Let $$y = y(t)$$ be a solution of the differential equation $$\frac{dy}{dt} + \alpha y = \gamma e^{-\beta t}$$ Where, $$\alpha > 0, \beta > 0$$ and $$\gamma > 0$$. Then $$\lim_{t \to \infty} y(t)$$

Given the differential equation: $$\frac{dy}{dt} + \alpha y = \gamma e^{-\beta t}$$ where $$\alpha > 0$$, $$\beta > 0$$, and $$\gamma > 0$$.
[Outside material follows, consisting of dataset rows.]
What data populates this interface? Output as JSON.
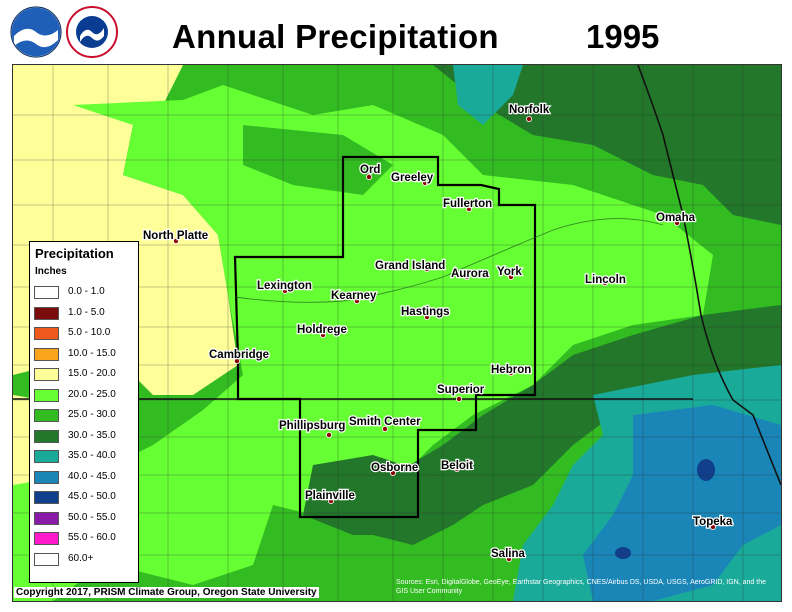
{
  "header": {
    "title": "Annual Precipitation",
    "year": "1995"
  },
  "legend": {
    "title": "Precipitation",
    "units": "Inches",
    "items": [
      {
        "label": "0.0 - 1.0",
        "color": "#ffffff"
      },
      {
        "label": "1.0 - 5.0",
        "color": "#7a0c0c"
      },
      {
        "label": "5.0 - 10.0",
        "color": "#ef5a1c"
      },
      {
        "label": "10.0 - 15.0",
        "color": "#f9a41a"
      },
      {
        "label": "15.0 - 20.0",
        "color": "#ffff99"
      },
      {
        "label": "20.0 - 25.0",
        "color": "#66ff33"
      },
      {
        "label": "25.0 - 30.0",
        "color": "#33bb22"
      },
      {
        "label": "30.0 - 35.0",
        "color": "#22772a"
      },
      {
        "label": "35.0 - 40.0",
        "color": "#1aaa99"
      },
      {
        "label": "40.0 - 45.0",
        "color": "#1a86b8"
      },
      {
        "label": "45.0 - 50.0",
        "color": "#123f8c"
      },
      {
        "label": "50.0 - 55.0",
        "color": "#8a1aa8"
      },
      {
        "label": "55.0 - 60.0",
        "color": "#ff1acc"
      },
      {
        "label": "60.0+",
        "color": "#ffffff"
      }
    ]
  },
  "cities": [
    {
      "name": "Norfolk"
    },
    {
      "name": "Ord"
    },
    {
      "name": "Greeley"
    },
    {
      "name": "Fullerton"
    },
    {
      "name": "Omaha"
    },
    {
      "name": "North Platte"
    },
    {
      "name": "Grand Island"
    },
    {
      "name": "Aurora"
    },
    {
      "name": "York"
    },
    {
      "name": "Lincoln"
    },
    {
      "name": "Lexington"
    },
    {
      "name": "Kearney"
    },
    {
      "name": "Hastings"
    },
    {
      "name": "Holdrege"
    },
    {
      "name": "Cambridge"
    },
    {
      "name": "Hebron"
    },
    {
      "name": "Superior"
    },
    {
      "name": "Phillipsburg"
    },
    {
      "name": "Smith Center"
    },
    {
      "name": "Osborne"
    },
    {
      "name": "Beloit"
    },
    {
      "name": "Plainville"
    },
    {
      "name": "Topeka"
    },
    {
      "name": "Salina"
    }
  ],
  "footer": {
    "copyright": "Copyright 2017, PRISM Climate Group, Oregon State University",
    "sources": "Sources: Esri, DigitalGlobe, GeoEye, Earthstar Geographics, CNES/Airbus DS, USDA, USGS, AeroGRID, IGN, and the GIS User Community"
  }
}
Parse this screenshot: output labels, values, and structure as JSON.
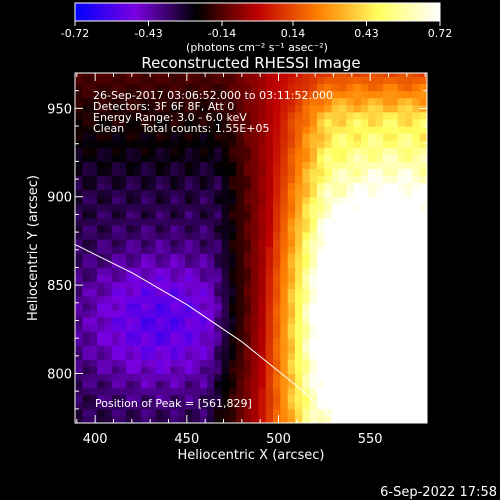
{
  "chart_data": {
    "type": "heatmap",
    "title": "Reconstructed RHESSI Image",
    "xlabel": "Heliocentric X (arcsec)",
    "ylabel": "Heliocentric Y (arcsec)",
    "xlim": [
      389,
      581
    ],
    "ylim": [
      772,
      970
    ],
    "xticks": [
      400,
      450,
      500,
      550
    ],
    "yticks": [
      800,
      850,
      900,
      950
    ],
    "colorbar": {
      "min": -0.72,
      "max": 0.72,
      "ticks": [
        "-0.72",
        "-0.43",
        "-0.14",
        "0.14",
        "0.43",
        "0.72"
      ],
      "unit_label": "(photons cm⁻² s⁻¹ asec⁻²)",
      "colors": [
        "#0000ff",
        "#7a00e0",
        "#000000",
        "#c00000",
        "#ff8000",
        "#ffff60",
        "#ffffff"
      ]
    },
    "info_lines": [
      "26-Sep-2017 03:06:52.000 to 03:11:52.000",
      "Detectors: 3F 6F 8F, Att 0",
      "Energy Range: 3.0 - 6.0 keV",
      "Clean     Total counts: 1.55E+05"
    ],
    "peak_label": "Position of Peak = [561,829]",
    "peak": [
      561,
      829
    ],
    "limb": [
      [
        389,
        873
      ],
      [
        420,
        857
      ],
      [
        450,
        839
      ],
      [
        480,
        818
      ],
      [
        510,
        793
      ],
      [
        540,
        765
      ],
      [
        563,
        741
      ]
    ]
  },
  "footer": {
    "timestamp": "6-Sep-2022 17:58"
  }
}
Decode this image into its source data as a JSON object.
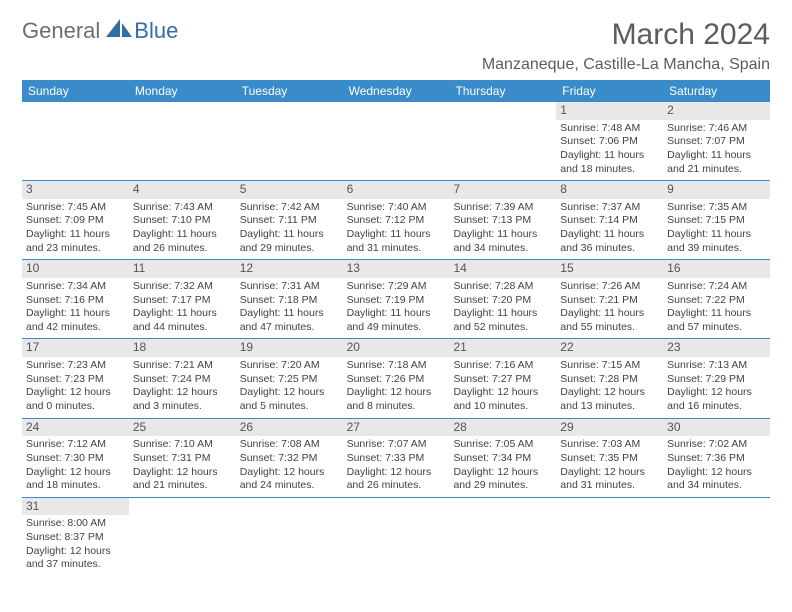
{
  "logo": {
    "general": "General",
    "blue": "Blue"
  },
  "title": "March 2024",
  "location": "Manzaneque, Castille-La Mancha, Spain",
  "colors": {
    "header_bg": "#3a8bc9",
    "header_text": "#ffffff",
    "daynum_bg": "#e8e8e8",
    "row_border": "#3a8bc9",
    "body_text": "#424242",
    "title_text": "#5a5c5e",
    "logo_general": "#6b6f72",
    "logo_blue": "#2f6fa8"
  },
  "typography": {
    "title_fontsize": 30,
    "location_fontsize": 16,
    "header_fontsize": 12,
    "cell_fontsize": 10.5
  },
  "weekdays": [
    "Sunday",
    "Monday",
    "Tuesday",
    "Wednesday",
    "Thursday",
    "Friday",
    "Saturday"
  ],
  "weeks": [
    [
      null,
      null,
      null,
      null,
      null,
      {
        "n": "1",
        "sunrise": "Sunrise: 7:48 AM",
        "sunset": "Sunset: 7:06 PM",
        "day1": "Daylight: 11 hours",
        "day2": "and 18 minutes."
      },
      {
        "n": "2",
        "sunrise": "Sunrise: 7:46 AM",
        "sunset": "Sunset: 7:07 PM",
        "day1": "Daylight: 11 hours",
        "day2": "and 21 minutes."
      }
    ],
    [
      {
        "n": "3",
        "sunrise": "Sunrise: 7:45 AM",
        "sunset": "Sunset: 7:09 PM",
        "day1": "Daylight: 11 hours",
        "day2": "and 23 minutes."
      },
      {
        "n": "4",
        "sunrise": "Sunrise: 7:43 AM",
        "sunset": "Sunset: 7:10 PM",
        "day1": "Daylight: 11 hours",
        "day2": "and 26 minutes."
      },
      {
        "n": "5",
        "sunrise": "Sunrise: 7:42 AM",
        "sunset": "Sunset: 7:11 PM",
        "day1": "Daylight: 11 hours",
        "day2": "and 29 minutes."
      },
      {
        "n": "6",
        "sunrise": "Sunrise: 7:40 AM",
        "sunset": "Sunset: 7:12 PM",
        "day1": "Daylight: 11 hours",
        "day2": "and 31 minutes."
      },
      {
        "n": "7",
        "sunrise": "Sunrise: 7:39 AM",
        "sunset": "Sunset: 7:13 PM",
        "day1": "Daylight: 11 hours",
        "day2": "and 34 minutes."
      },
      {
        "n": "8",
        "sunrise": "Sunrise: 7:37 AM",
        "sunset": "Sunset: 7:14 PM",
        "day1": "Daylight: 11 hours",
        "day2": "and 36 minutes."
      },
      {
        "n": "9",
        "sunrise": "Sunrise: 7:35 AM",
        "sunset": "Sunset: 7:15 PM",
        "day1": "Daylight: 11 hours",
        "day2": "and 39 minutes."
      }
    ],
    [
      {
        "n": "10",
        "sunrise": "Sunrise: 7:34 AM",
        "sunset": "Sunset: 7:16 PM",
        "day1": "Daylight: 11 hours",
        "day2": "and 42 minutes."
      },
      {
        "n": "11",
        "sunrise": "Sunrise: 7:32 AM",
        "sunset": "Sunset: 7:17 PM",
        "day1": "Daylight: 11 hours",
        "day2": "and 44 minutes."
      },
      {
        "n": "12",
        "sunrise": "Sunrise: 7:31 AM",
        "sunset": "Sunset: 7:18 PM",
        "day1": "Daylight: 11 hours",
        "day2": "and 47 minutes."
      },
      {
        "n": "13",
        "sunrise": "Sunrise: 7:29 AM",
        "sunset": "Sunset: 7:19 PM",
        "day1": "Daylight: 11 hours",
        "day2": "and 49 minutes."
      },
      {
        "n": "14",
        "sunrise": "Sunrise: 7:28 AM",
        "sunset": "Sunset: 7:20 PM",
        "day1": "Daylight: 11 hours",
        "day2": "and 52 minutes."
      },
      {
        "n": "15",
        "sunrise": "Sunrise: 7:26 AM",
        "sunset": "Sunset: 7:21 PM",
        "day1": "Daylight: 11 hours",
        "day2": "and 55 minutes."
      },
      {
        "n": "16",
        "sunrise": "Sunrise: 7:24 AM",
        "sunset": "Sunset: 7:22 PM",
        "day1": "Daylight: 11 hours",
        "day2": "and 57 minutes."
      }
    ],
    [
      {
        "n": "17",
        "sunrise": "Sunrise: 7:23 AM",
        "sunset": "Sunset: 7:23 PM",
        "day1": "Daylight: 12 hours",
        "day2": "and 0 minutes."
      },
      {
        "n": "18",
        "sunrise": "Sunrise: 7:21 AM",
        "sunset": "Sunset: 7:24 PM",
        "day1": "Daylight: 12 hours",
        "day2": "and 3 minutes."
      },
      {
        "n": "19",
        "sunrise": "Sunrise: 7:20 AM",
        "sunset": "Sunset: 7:25 PM",
        "day1": "Daylight: 12 hours",
        "day2": "and 5 minutes."
      },
      {
        "n": "20",
        "sunrise": "Sunrise: 7:18 AM",
        "sunset": "Sunset: 7:26 PM",
        "day1": "Daylight: 12 hours",
        "day2": "and 8 minutes."
      },
      {
        "n": "21",
        "sunrise": "Sunrise: 7:16 AM",
        "sunset": "Sunset: 7:27 PM",
        "day1": "Daylight: 12 hours",
        "day2": "and 10 minutes."
      },
      {
        "n": "22",
        "sunrise": "Sunrise: 7:15 AM",
        "sunset": "Sunset: 7:28 PM",
        "day1": "Daylight: 12 hours",
        "day2": "and 13 minutes."
      },
      {
        "n": "23",
        "sunrise": "Sunrise: 7:13 AM",
        "sunset": "Sunset: 7:29 PM",
        "day1": "Daylight: 12 hours",
        "day2": "and 16 minutes."
      }
    ],
    [
      {
        "n": "24",
        "sunrise": "Sunrise: 7:12 AM",
        "sunset": "Sunset: 7:30 PM",
        "day1": "Daylight: 12 hours",
        "day2": "and 18 minutes."
      },
      {
        "n": "25",
        "sunrise": "Sunrise: 7:10 AM",
        "sunset": "Sunset: 7:31 PM",
        "day1": "Daylight: 12 hours",
        "day2": "and 21 minutes."
      },
      {
        "n": "26",
        "sunrise": "Sunrise: 7:08 AM",
        "sunset": "Sunset: 7:32 PM",
        "day1": "Daylight: 12 hours",
        "day2": "and 24 minutes."
      },
      {
        "n": "27",
        "sunrise": "Sunrise: 7:07 AM",
        "sunset": "Sunset: 7:33 PM",
        "day1": "Daylight: 12 hours",
        "day2": "and 26 minutes."
      },
      {
        "n": "28",
        "sunrise": "Sunrise: 7:05 AM",
        "sunset": "Sunset: 7:34 PM",
        "day1": "Daylight: 12 hours",
        "day2": "and 29 minutes."
      },
      {
        "n": "29",
        "sunrise": "Sunrise: 7:03 AM",
        "sunset": "Sunset: 7:35 PM",
        "day1": "Daylight: 12 hours",
        "day2": "and 31 minutes."
      },
      {
        "n": "30",
        "sunrise": "Sunrise: 7:02 AM",
        "sunset": "Sunset: 7:36 PM",
        "day1": "Daylight: 12 hours",
        "day2": "and 34 minutes."
      }
    ],
    [
      {
        "n": "31",
        "sunrise": "Sunrise: 8:00 AM",
        "sunset": "Sunset: 8:37 PM",
        "day1": "Daylight: 12 hours",
        "day2": "and 37 minutes."
      },
      null,
      null,
      null,
      null,
      null,
      null
    ]
  ]
}
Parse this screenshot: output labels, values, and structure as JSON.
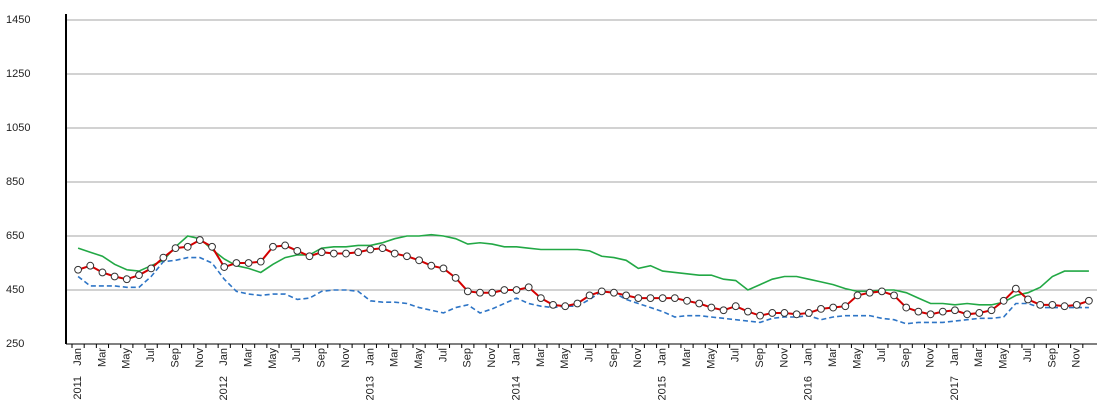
{
  "chart_data": {
    "type": "line",
    "categories": [
      "Jan",
      null,
      "Mar",
      null,
      "May",
      null,
      "Jul",
      null,
      "Sep",
      null,
      "Nov",
      null,
      "Jan",
      null,
      "Mar",
      null,
      "May",
      null,
      "Jul",
      null,
      "Sep",
      null,
      "Nov",
      null,
      "Jan",
      null,
      "Mar",
      null,
      "May",
      null,
      "Jul",
      null,
      "Sep",
      null,
      "Nov",
      null,
      "Jan",
      null,
      "Mar",
      null,
      "May",
      null,
      "Jul",
      null,
      "Sep",
      null,
      "Nov",
      null,
      "Jan",
      null,
      "Mar",
      null,
      "May",
      null,
      "Jul",
      null,
      "Sep",
      null,
      "Nov",
      null,
      "Jan",
      null,
      "Mar",
      null,
      "May",
      null,
      "Jul",
      null,
      "Sep",
      null,
      "Nov",
      null,
      "Jan",
      null,
      "Mar",
      null,
      "May",
      null,
      "Jul",
      null,
      "Sep",
      null,
      "Nov",
      null
    ],
    "years": [
      "2011",
      "2012",
      "2013",
      "2014",
      "2015",
      "2016",
      "2017"
    ],
    "series": [
      {
        "color": "#22a845",
        "dashed": false,
        "markers": false,
        "values": [
          605,
          590,
          575,
          545,
          525,
          520,
          540,
          560,
          610,
          650,
          640,
          600,
          565,
          540,
          530,
          515,
          545,
          570,
          580,
          580,
          605,
          610,
          610,
          615,
          615,
          625,
          640,
          650,
          650,
          655,
          650,
          640,
          620,
          625,
          620,
          610,
          610,
          605,
          600,
          600,
          600,
          600,
          595,
          575,
          570,
          560,
          530,
          540,
          520,
          515,
          510,
          505,
          505,
          490,
          485,
          450,
          470,
          490,
          500,
          500,
          490,
          480,
          470,
          455,
          445,
          445,
          450,
          450,
          440,
          420,
          400,
          400,
          395,
          400,
          395,
          395,
          405,
          430,
          440,
          460,
          500,
          520,
          520,
          520
        ]
      },
      {
        "color": "#2e75c6",
        "dashed": true,
        "markers": false,
        "values": [
          500,
          465,
          465,
          465,
          460,
          460,
          500,
          555,
          560,
          570,
          570,
          550,
          490,
          445,
          435,
          430,
          435,
          435,
          415,
          420,
          445,
          450,
          450,
          445,
          410,
          405,
          405,
          400,
          385,
          375,
          365,
          385,
          395,
          365,
          380,
          400,
          420,
          400,
          390,
          385,
          390,
          390,
          415,
          445,
          440,
          415,
          400,
          385,
          370,
          350,
          355,
          355,
          350,
          345,
          340,
          335,
          330,
          345,
          350,
          350,
          355,
          340,
          350,
          355,
          355,
          355,
          345,
          340,
          325,
          330,
          330,
          330,
          335,
          340,
          345,
          345,
          350,
          400,
          400,
          385,
          385,
          385,
          385,
          385
        ]
      },
      {
        "color": "#d40000",
        "dashed": false,
        "markers": true,
        "values": [
          525,
          540,
          515,
          500,
          490,
          505,
          530,
          570,
          605,
          610,
          635,
          610,
          535,
          550,
          550,
          555,
          610,
          615,
          595,
          575,
          590,
          585,
          585,
          590,
          600,
          605,
          585,
          575,
          560,
          540,
          530,
          495,
          445,
          440,
          440,
          450,
          450,
          460,
          420,
          395,
          390,
          400,
          430,
          445,
          440,
          430,
          420,
          420,
          420,
          420,
          410,
          400,
          385,
          375,
          390,
          370,
          355,
          365,
          365,
          360,
          365,
          380,
          385,
          390,
          430,
          440,
          445,
          430,
          385,
          370,
          360,
          370,
          375,
          360,
          365,
          375,
          410,
          455,
          415,
          395,
          395,
          390,
          395,
          410
        ]
      }
    ],
    "ylim": [
      250,
      1450
    ],
    "yticks": [
      250,
      450,
      650,
      850,
      1050,
      1250,
      1450
    ],
    "grid": true
  }
}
Solve the ODE using integrating factor.

The integrating factor is $$e^{\alpha t}$$. Multiplying both sides:

$$\frac{d}{dt}(ye^{\alpha t}) = \gamma e^{(\alpha - \beta)t}$$

Case 1: $$\alpha \neq \beta$$

$$ye^{\alpha t} = \frac{\gamma}{\alpha - \beta}e^{(\alpha-\beta)t} + C$$

$$y = \frac{\gamma}{\alpha - \beta}e^{-\beta t} + Ce^{-\alpha t}$$

Case 2: $$\alpha = \beta$$

$$ye^{\alpha t} = \gamma t + C$$

$$y = (\gamma t + C)e^{-\alpha t}$$

Evaluate the limit as $$t \to \infty$$.

In Case 1: Since $$\alpha > 0$$ and $$\beta > 0$$, both $$e^{-\beta t} \to 0$$ and $$e^{-\alpha t} \to 0$$ as $$t \to \infty$$.

$$\lim_{t \to \infty} y(t) = 0$$

In Case 2: By L'Hôpital's rule, $$(\gamma t + C)e^{-\alpha t} \to 0$$ as $$t \to \infty$$ since exponential decay dominates linear growth.

$$\lim_{t \to \infty} y(t) = 0$$

In both cases, the limit is 0.

Therefore, the correct answer is Option A: $$\mathbf{\text{is } 0}$$.